Validation of the predictive value of modeled hCG decline profiles in low-risk gestational trophoblastic neoplasia (GTN) treated with methotrexate (MTX).

Abstract

5099 Background: In low-risk GTN, MTX treatment is changed according to serum hCG levels. We previously showed that population modeling of hCG levels using kinetic equations provided parameters that could be used as independent predictors of MTX resistance (You et al; Ann Oncol 2010). In the present study we applied this approach to a large independent patient cohort in which hCG measurements were made using the same immunoassay. Methods: The hCG kinetic profiles of 563 patients with low-risk GTN (281 MTX Resistant: 282 MTX Sensitive) treated at Charing Cross Hospital were retrospectively analyzed in a 3-step validation study.
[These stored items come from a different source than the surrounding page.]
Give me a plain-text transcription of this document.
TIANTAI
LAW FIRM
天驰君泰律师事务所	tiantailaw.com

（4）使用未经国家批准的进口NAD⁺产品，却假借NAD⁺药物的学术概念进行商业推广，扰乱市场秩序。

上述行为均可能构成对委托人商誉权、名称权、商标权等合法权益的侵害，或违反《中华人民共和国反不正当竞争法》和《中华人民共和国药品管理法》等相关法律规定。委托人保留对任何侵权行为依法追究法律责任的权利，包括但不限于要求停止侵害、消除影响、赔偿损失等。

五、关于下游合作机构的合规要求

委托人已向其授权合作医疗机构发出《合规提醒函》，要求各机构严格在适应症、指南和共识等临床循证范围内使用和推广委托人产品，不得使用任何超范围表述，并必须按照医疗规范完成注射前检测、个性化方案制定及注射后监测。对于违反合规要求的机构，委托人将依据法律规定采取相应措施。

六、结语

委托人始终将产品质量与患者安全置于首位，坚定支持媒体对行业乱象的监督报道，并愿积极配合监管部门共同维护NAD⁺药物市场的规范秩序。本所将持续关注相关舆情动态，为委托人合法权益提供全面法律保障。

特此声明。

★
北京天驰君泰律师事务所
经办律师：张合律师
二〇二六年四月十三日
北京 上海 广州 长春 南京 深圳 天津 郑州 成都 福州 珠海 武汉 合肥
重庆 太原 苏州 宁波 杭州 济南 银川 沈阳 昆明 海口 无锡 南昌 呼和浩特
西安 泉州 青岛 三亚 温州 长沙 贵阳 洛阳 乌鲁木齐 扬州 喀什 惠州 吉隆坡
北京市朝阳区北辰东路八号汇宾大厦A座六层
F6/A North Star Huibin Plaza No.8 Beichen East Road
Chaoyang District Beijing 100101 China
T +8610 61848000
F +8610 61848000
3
Initially a 189 patient “Model Set” was used to derive kinetic parameters of the model using the NONMEM program. Patient hCG kinetics were described from day0 to day50 using: “[hCG(time)] = hCG0i * exp(–k*time)+ P”, where P is residual hCG tumor production, hCG0i is the initial hCG level, and k is the rate constant. The predictive values of different kinetic parameters (clearance, area under the curve, AUC and P) were assessed using ROC curves and logistic regression. Subsequently, 2 independent datasets comprising 149 and 225 patients with blinded-resistance status (Validation1 and Validation2 sets) were used to assess the validity of the modeling and predictions. Results: Despite large inter-individual variability, individual hCG decline profiles of the Model Set patients were well fitted by the model. The best discriminator of MTX resistant vs. sensitive patients was median P (cut-off = 23: ROC AUC = 77.3). P was the only significant predictor of resistance against WHO score items. The model was then applied to the Validation1 and 2 patient cohorts. Again, the decreasing hCG values were well fitted by the kinetic model. The predictive value of P for MTX resistance was confirmed: Validation1 ROC AUC = 82.1% (Sensitivity = 75%; Specificity = 89%) and Validation2 ROC AUC = 92.0% (Sensitivity = 94%; Specificity = 89%). Conclusions: We have validated population kinetic modeling of hCG decline profiles in a large cohort of low-risk GTN patients treated with MTX and confirmed its clinical utility for early prediction of MTX resistance.